Are you available to help for a few more min.
I am back. Been gone about two hours. What is it you don't understand about the former problem?
Honestly I don't know what am I doing wrong or what should i be doing with the previous problem the one about
Direction. Simplify each of the following expressions where possible.
6x^2y^3+9x^2y^3 divided by 3x^2y^2
don't i have to do for the following top numbers of division add the whole numbers then add both x^2 because i have to combine like terms in order to simplify then i have to divide my answer with the what ever is on the bottom of the division. As you can see i am clueless about what to do.
6x^2y^3 + 9x^2y^3 divided by 3x^2y^2
First, factor the numerator. You can take out 3 from the 6 and 9 and you can take out x^2y^3 since that appears in both of the terms added. So the factored numerator will look like this.

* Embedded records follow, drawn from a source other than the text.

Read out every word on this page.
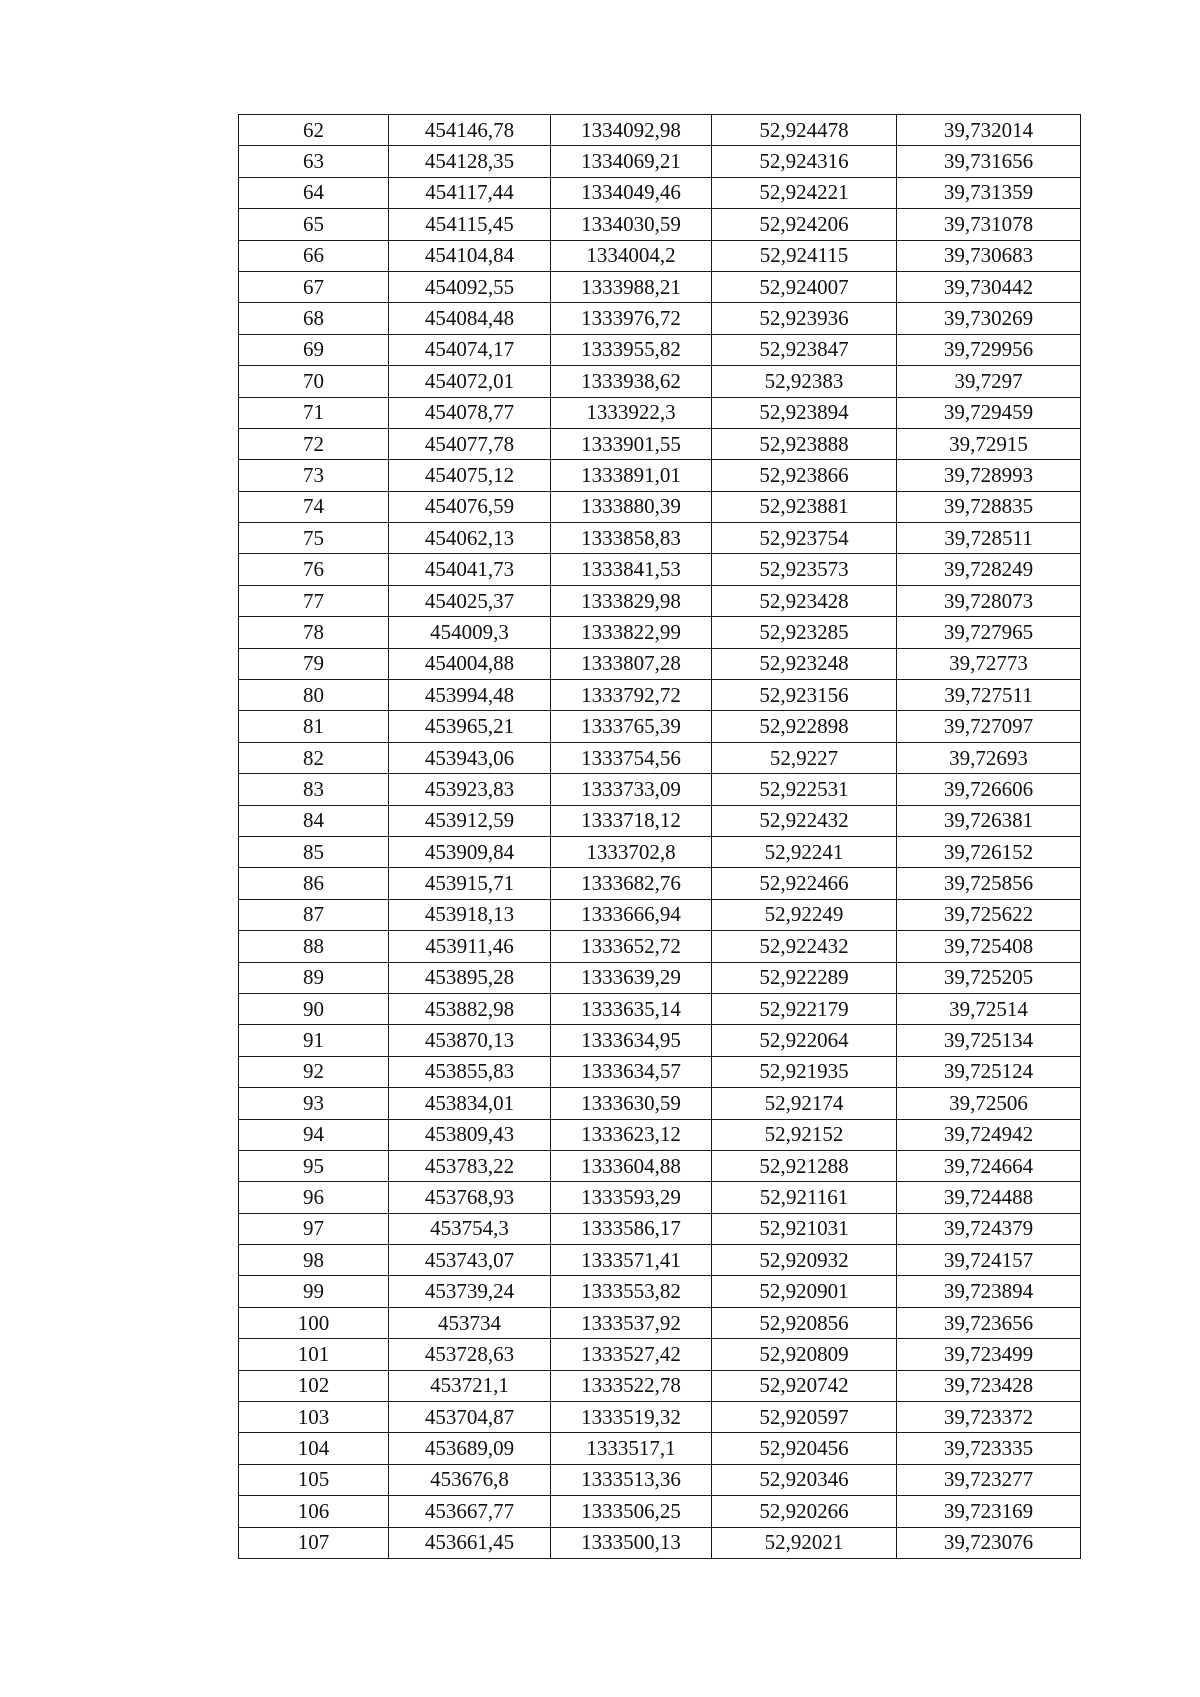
62	454146,78	1334092,98	52,924478	39,732014
63	454128,35	1334069,21	52,924316	39,731656
64	454117,44	1334049,46	52,924221	39,731359
65	454115,45	1334030,59	52,924206	39,731078
66	454104,84	1334004,2	52,924115	39,730683
67	454092,55	1333988,21	52,924007	39,730442
68	454084,48	1333976,72	52,923936	39,730269
69	454074,17	1333955,82	52,923847	39,729956
70	454072,01	1333938,62	52,92383	39,7297
71	454078,77	1333922,3	52,923894	39,729459
72	454077,78	1333901,55	52,923888	39,72915
73	454075,12	1333891,01	52,923866	39,728993
74	454076,59	1333880,39	52,923881	39,728835
75	454062,13	1333858,83	52,923754	39,728511
76	454041,73	1333841,53	52,923573	39,728249
77	454025,37	1333829,98	52,923428	39,728073
78	454009,3	1333822,99	52,923285	39,727965
79	454004,88	1333807,28	52,923248	39,72773
80	453994,48	1333792,72	52,923156	39,727511
81	453965,21	1333765,39	52,922898	39,727097
82	453943,06	1333754,56	52,9227	39,72693
83	453923,83	1333733,09	52,922531	39,726606
84	453912,59	1333718,12	52,922432	39,726381
85	453909,84	1333702,8	52,92241	39,726152
86	453915,71	1333682,76	52,922466	39,725856
87	453918,13	1333666,94	52,92249	39,725622
88	453911,46	1333652,72	52,922432	39,725408
89	453895,28	1333639,29	52,922289	39,725205
90	453882,98	1333635,14	52,922179	39,72514
91	453870,13	1333634,95	52,922064	39,725134
92	453855,83	1333634,57	52,921935	39,725124
93	453834,01	1333630,59	52,92174	39,72506
94	453809,43	1333623,12	52,92152	39,724942
95	453783,22	1333604,88	52,921288	39,724664
96	453768,93	1333593,29	52,921161	39,724488
97	453754,3	1333586,17	52,921031	39,724379
98	453743,07	1333571,41	52,920932	39,724157
99	453739,24	1333553,82	52,920901	39,723894
100	453734	1333537,92	52,920856	39,723656
101	453728,63	1333527,42	52,920809	39,723499
102	453721,1	1333522,78	52,920742	39,723428
103	453704,87	1333519,32	52,920597	39,723372
104	453689,09	1333517,1	52,920456	39,723335
105	453676,8	1333513,36	52,920346	39,723277
106	453667,77	1333506,25	52,920266	39,723169
107	453661,45	1333500,13	52,92021	39,723076
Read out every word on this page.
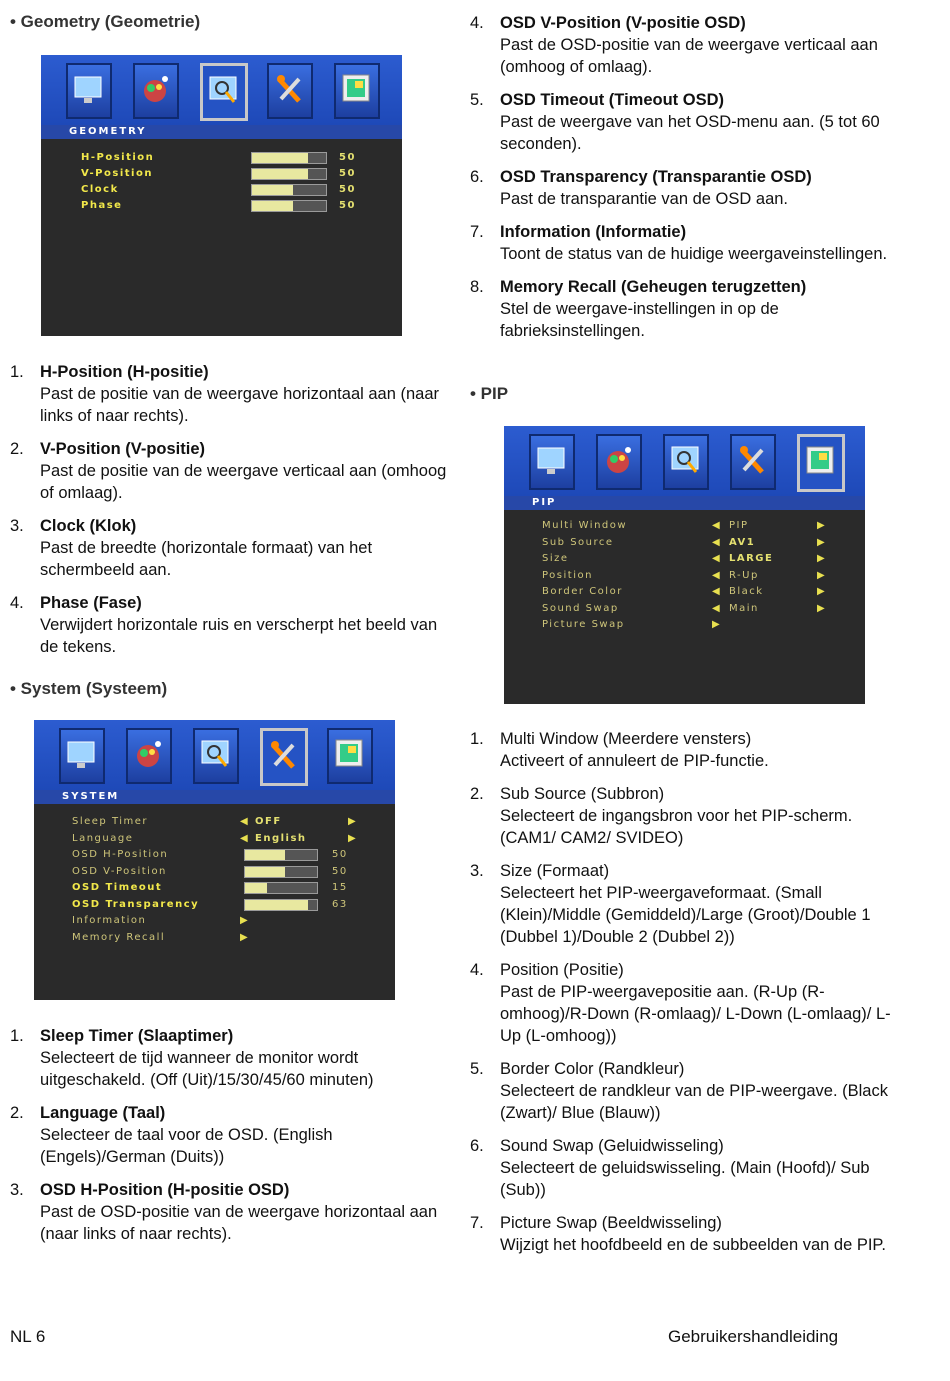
• Geometry (Geometrie)
GEOMETRY
H-Position	50
V-Position	50
Clock	50
Phase	50
1. H-Position (H-positie)
Past de positie van de weergave horizontaal aan (naar links of naar rechts).
2. V-Position (V-positie)
Past de positie van de weergave verticaal aan (omhoog of omlaag).
3. Clock (Klok)
Past de breedte (horizontale formaat) van het schermbeeld aan.
4. Phase (Fase)
Verwijdert horizontale ruis en verscherpt het beeld van de tekens.
• System (Systeem)
SYSTEM
Sleep Timer	◀ OFF	▶
Language	◀ English	▶
OSD H-Position	50
OSD V-Position	50
OSD Timeout	15
OSD Transparency	63
Information	▶
Memory Recall	▶
1. Sleep Timer (Slaaptimer)
Selecteert de tijd wanneer de monitor wordt uitgeschakeld. (Off (Uit)/15/30/45/60 minuten)
2. Language (Taal)
Selecteer de taal voor de OSD. (English (Engels)/German (Duits))
3. OSD H-Position (H-positie OSD)
Past de OSD-positie van de weergave horizontaal aan (naar links of naar rechts).
NL 6
4. OSD V-Position (V-positie OSD)
Past de OSD-positie van de weergave verticaal aan (omhoog of omlaag).
5. OSD Timeout (Timeout OSD)
Past de weergave van het OSD-menu aan. (5 tot 60 seconden).
6. OSD Transparency (Transparantie OSD)
Past de transparantie van de OSD aan.
7. Information (Informatie)
Toont de status van de huidige weergaveinstellingen.
8. Memory Recall (Geheugen terugzetten)
Stel de weergave-instellingen in op de fabrieksinstellingen.
• PIP
PIP
Multi Window	◀ PIP	▶
Sub Source	◀ AV1	▶
Size	◀ LARGE	▶
Position	◀ R-Up	▶
Border Color	◀ Black	▶
Sound Swap	◀ Main	▶
Picture Swap	▶
1. Multi Window (Meerdere vensters)
Activeert of annuleert de PIP-functie.
2. Sub Source (Subbron)
Selecteert de ingangsbron voor het PIP-scherm. (CAM1/ CAM2/ SVIDEO)
3. Size (Formaat)
Selecteert het PIP-weergaveformaat. (Small (Klein)/Middle (Gemiddeld)/Large (Groot)/Double 1 (Dubbel 1)/Double 2 (Dubbel 2))
4. Position (Positie)
Past de PIP-weergavepositie aan. (R-Up (R-omhoog)/R-Down (R-omlaag)/ L-Down (L-omlaag)/ L-Up (L-omhoog))
5. Border Color (Randkleur)
Selecteert de randkleur van de PIP-weergave. (Black (Zwart)/ Blue (Blauw))
6. Sound Swap (Geluidwisseling)
Selecteert de geluidswisseling. (Main (Hoofd)/ Sub (Sub))
7. Picture Swap (Beeldwisseling)
Wijzigt het hoofdbeeld en de subbeelden van de PIP.
Gebruikershandleiding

3x^2y^3(2+3)=3x^2y^3(5)=15x^2y^3.
The denominator is ok as it is. So the fraction now looks like this.
(15x^2y^3)/(3x^2y^2)=
Three from the bottom goes into the top 15 5 times. x^2 on top and bottom cancel. y^3 on top and y^2 on bottom leaves y on top. The final answer is
5y.
Thank you for your explanation I'm going to print your answer to keep it as future reference for when i have test and follow your steps. I have to reread it so i can understand it. I want to really know the material just incase for when i get an exam.All your help is very appreciated.
Actually, I worked it the hard way.
The easier way is to simply add the two number in the numerator. Since both are numbers (one 6 and the other 15) of x^2y^3, we can (without factoring) just add them together to obtain 15x^2y^3.
Then place that over the denominator to get the following:
(15x^2y^3)/(3x^2y^2) and simplify from there as I did above. That saves the factoring step that I used at the beginning.